The Irish Times has an Obama section, with information about the security ahead of Obama's arrival, preparations for the concert before his speech at College Green (sometime before 5:30 pm Ireland time) on Monday and his Irish roots:
WERE IT not for the rector of Cloughjordan, in Co Tipperary, Barack Obama would not be coming to Ireland at all – and might still be labouring under the misapprehension that he was not really an O’Bama. We know better now: “Barack’s as Irish as JFK,” as the Corrigan Brothers put it in their song. A discovery by Stephen Neill, the parish’s Church of Ireland canon, provided a key piece of the jigsaw of the US president’s Irish ancestry. Neill, whose parish includes Moneygall, the Co Offaly village that the president will visit on Monday, remembers well an e-mail from Kyle Betit, in Salt Lake City, in April 2007. Betit specialised in Irish genealogy and was working for Ancestry.com. He had reason to believe . . .

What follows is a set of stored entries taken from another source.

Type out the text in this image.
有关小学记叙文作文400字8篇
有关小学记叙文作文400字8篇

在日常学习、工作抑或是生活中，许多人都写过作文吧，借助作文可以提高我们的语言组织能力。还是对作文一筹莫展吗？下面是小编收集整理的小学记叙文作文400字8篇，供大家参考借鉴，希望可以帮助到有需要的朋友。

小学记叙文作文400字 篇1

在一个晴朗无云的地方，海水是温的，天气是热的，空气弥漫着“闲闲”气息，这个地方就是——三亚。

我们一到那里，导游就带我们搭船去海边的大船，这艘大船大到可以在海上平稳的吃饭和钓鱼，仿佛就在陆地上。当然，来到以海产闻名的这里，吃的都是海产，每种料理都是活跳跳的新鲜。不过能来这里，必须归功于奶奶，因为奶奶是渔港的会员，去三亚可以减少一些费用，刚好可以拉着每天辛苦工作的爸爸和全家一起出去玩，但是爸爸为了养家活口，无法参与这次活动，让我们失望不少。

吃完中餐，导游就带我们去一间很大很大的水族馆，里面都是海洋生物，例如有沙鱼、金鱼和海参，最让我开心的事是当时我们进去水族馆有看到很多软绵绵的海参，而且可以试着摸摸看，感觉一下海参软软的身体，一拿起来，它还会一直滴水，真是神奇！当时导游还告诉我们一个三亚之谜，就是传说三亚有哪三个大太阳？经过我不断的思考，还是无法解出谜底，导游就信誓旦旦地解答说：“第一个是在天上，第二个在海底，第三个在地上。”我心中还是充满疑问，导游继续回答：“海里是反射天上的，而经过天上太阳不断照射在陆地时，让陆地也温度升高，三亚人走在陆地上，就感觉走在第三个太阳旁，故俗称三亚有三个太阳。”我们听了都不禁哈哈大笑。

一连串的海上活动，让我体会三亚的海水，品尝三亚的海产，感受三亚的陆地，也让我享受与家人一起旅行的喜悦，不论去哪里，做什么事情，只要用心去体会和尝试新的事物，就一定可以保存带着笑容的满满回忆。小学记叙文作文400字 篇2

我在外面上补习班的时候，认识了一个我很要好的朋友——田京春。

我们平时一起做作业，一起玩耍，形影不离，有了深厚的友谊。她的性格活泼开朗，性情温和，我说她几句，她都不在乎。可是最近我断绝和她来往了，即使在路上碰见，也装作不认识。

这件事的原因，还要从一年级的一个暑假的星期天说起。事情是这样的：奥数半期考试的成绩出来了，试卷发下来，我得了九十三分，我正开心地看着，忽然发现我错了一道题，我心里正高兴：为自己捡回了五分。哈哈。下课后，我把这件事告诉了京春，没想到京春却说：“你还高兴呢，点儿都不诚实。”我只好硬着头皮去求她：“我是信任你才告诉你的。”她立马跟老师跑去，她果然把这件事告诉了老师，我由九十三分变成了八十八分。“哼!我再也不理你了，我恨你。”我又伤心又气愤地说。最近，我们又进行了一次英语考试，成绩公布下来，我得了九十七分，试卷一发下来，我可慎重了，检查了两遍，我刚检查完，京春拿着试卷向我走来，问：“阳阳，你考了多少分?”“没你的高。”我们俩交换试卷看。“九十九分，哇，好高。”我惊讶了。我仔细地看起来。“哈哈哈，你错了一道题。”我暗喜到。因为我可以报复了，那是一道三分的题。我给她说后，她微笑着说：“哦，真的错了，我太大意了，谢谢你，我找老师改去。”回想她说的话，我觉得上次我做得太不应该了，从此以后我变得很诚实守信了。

So had Neill. Though an optimist by profession, he could not get his head around the idea that the likely Democratic Party candidate for the US presidency might have local connections. The relevant records had been kept by Elizabeth Shortt, the parish treasurer in Templeharry, near Moneygall. Shortt had died only the previous month. What was about to happen “would have made her life”, says Neill.

After her death, Shortt’s son Harry looked after the documents. And it was in these, in all their faded glory, that Neill discovered proof that Obama was “as Irish as bacon and cabbage and stew”. But Ancestry.com imposed a strict silence. “It was hugely exciting, but what made it so difficult was that we were not allowed speak about it for weeks,” says Neill. Irish Times
Gifts to be given:
Among the gifts commissioned by Offaly County Council for the Obamas is an ancient monastic-styled calligraphy scroll and a silver and diamond pendant of an Offaly flower for Michelle Obama.

Renowned calligrapher and historian Tim O'Neill was commissioned by Offaly County Council to design and produce the traditional Celtic scroll, marking the "occasion of the historic visit" of the Obamas to Ireland.